Прокричал первый петух, когда она вышла наконец из хибары с горшком углей. Распространяя за собой шлейф искр, она повела его в одну из темных комнаток, которую они проходили раньше, и там опустила горшок и поставила кипятить воду. В абсолютной темноте мерцали лишь красные отблески горящего угля. Он присел на корточки возле огня и обнял себя крест-накрест руками, пытаясь согреться. Когда чай был готов, она мягко подтолкнула его в сторону чего-то, что оказалось матрасом. Он сел на него; матрас был теплее, чем пол. Она протянула ему стакан. «Meziane, skhoun b'zef»
[46]
, — прокаркала женщина, пристально глядя на него в убывающем свете. Порт отпил полстакана и наполнил его до краев виски. Повторив эту процедуру еще раз, он почувствовал себя лучше. Он немного расслабился и выпил еще. После чего, боясь, что может вспотеть, сказал: «Baraka»
[47]
, и они вернулись обратно в комнату, где лежали и курили мужчины.

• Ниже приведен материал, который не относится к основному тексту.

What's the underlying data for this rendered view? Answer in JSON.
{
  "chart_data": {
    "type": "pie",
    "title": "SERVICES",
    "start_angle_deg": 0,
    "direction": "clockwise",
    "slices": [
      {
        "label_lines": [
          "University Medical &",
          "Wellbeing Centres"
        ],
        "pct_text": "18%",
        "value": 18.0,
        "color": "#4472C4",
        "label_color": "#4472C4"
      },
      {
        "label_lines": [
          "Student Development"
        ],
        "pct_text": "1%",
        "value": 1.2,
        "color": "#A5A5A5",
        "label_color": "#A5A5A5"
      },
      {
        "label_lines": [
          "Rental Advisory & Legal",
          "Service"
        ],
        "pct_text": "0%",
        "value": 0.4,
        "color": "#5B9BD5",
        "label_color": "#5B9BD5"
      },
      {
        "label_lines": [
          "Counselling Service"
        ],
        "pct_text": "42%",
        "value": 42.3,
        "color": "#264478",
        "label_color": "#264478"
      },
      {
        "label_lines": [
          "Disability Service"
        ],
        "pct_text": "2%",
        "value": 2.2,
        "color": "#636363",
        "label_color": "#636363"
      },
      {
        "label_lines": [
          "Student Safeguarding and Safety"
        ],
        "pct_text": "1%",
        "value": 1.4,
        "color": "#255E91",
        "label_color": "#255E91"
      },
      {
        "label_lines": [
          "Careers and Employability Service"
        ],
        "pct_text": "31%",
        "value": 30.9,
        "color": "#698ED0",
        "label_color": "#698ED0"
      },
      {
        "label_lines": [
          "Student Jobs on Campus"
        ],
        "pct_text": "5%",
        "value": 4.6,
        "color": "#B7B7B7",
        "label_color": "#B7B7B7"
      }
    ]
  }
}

Увидев их, Мохаммед рассмеялся.
— Чем вы занимались? — укоризненно спросил он и скосил глаза в сторону женщины. Порт, ощущавший сейчас легкую сонливость, помышлял лишь о том, как бы добраться до гостиницы и лечь в постель. Он покачал головой.
— Да, да, — настаивал Мохаммед, твердо вознамерившись подшутить. — Я знаю! Молодой англичанин, который намедни уехал в Мессад, тоже делал вид, что он сама невинность, точь-в-точь как вы. Он делал вид, что женщина — его мать, что между ними ничего нет, но я застал их вдвоем.
Порт ответил не сразу. Потом он вскочил с криком:
— Что?!
— Ну да! Я открыл дверь одиннадцатого номера, а они — на тебе, лежат в постели. Как и следовало ожидать. Вы поверили ему, когда он сказал, что она его мать? — добавил он, заметив недоверчивое выражение Порта. — Видели бы вы то, что я видел, когда открыл дверь. Тогда бы вы поняли, какой он хитрец! Думаете, ее возраст помеха для нее? Нет и еще раз нет! Как и для него. Вот я и спрашиваю: чем вы там с ней занимались? А? — И он снова залился смехом.
Порт улыбнулся и, расплачиваясь с женщиной, сказал Мохаммеду:
— Смотрите. Я даю только двести франков, которые обещал ей за чай. Видите?
Мохаммед захохотал:
— Двести франков за чай! Слишком много для такого старого чая! Надеюсь, вы выпили два стакана, друг мой.
— Спокойной ночи, — пожелал Порт комнате вообще и вышел на улицу.
Книга вторая
Острый край земли
«Прощай, — говорит умирающий зеркалу, которое перед ним держат. — Мы не увидимся больше никогда».
Поль Валери
18
Начальник военного гарнизона Бу-Нуры, лейтенант д'Арманьяк находил здешнюю жизнь заполненной, хотя и довольно однообразной. Сперва его развлекала новизна жилища; семья прислала ему из Бордо его книги и мебель, и он испытал удовольствие лицезреть их в новом и неправдоподобном окружении. Затем настала очередь туземцев. Лейтенант был достаточно умен, чтобы настоять на своем и позволить себе роскошь не быть высокомерным с коренным населением. Его демонстративная позиция относительно жителей Бу-Нуры заключалась в том, что они являются частью великого, загадочного племени, у которого французы могли бы многому научиться, если бы дали себе труд. И поскольку он был человеком образованным, остальные солдаты гарнизона, которым не терпелось увидеть всех туземцев до одного гниющими на солнце за колючей проволокой («…comme on a fait en Tripolitaine»
[48]
), не ставили своему командиру в вину проявления нездорового великодушия, ограничиваясь тем, что говорили между собой: дескать, рано или поздно он придет в чувство и поймет, какое подлое отребье в действительности те собой представляют. Законный энтузиазм лейтенанта в отношении туземцев продлился три года. К тому времени, когда он пресытился полудюжиной (или около того) своих улад-наильских любовниц, период его беззаветной преданности арабам подошел к концу. Не то чтобы он стал сколько-нибудь менее объективен в установлении справедливости применительно к ним; просто в один прекрасный день он перестал о них думать и начал воспринимать их как данность.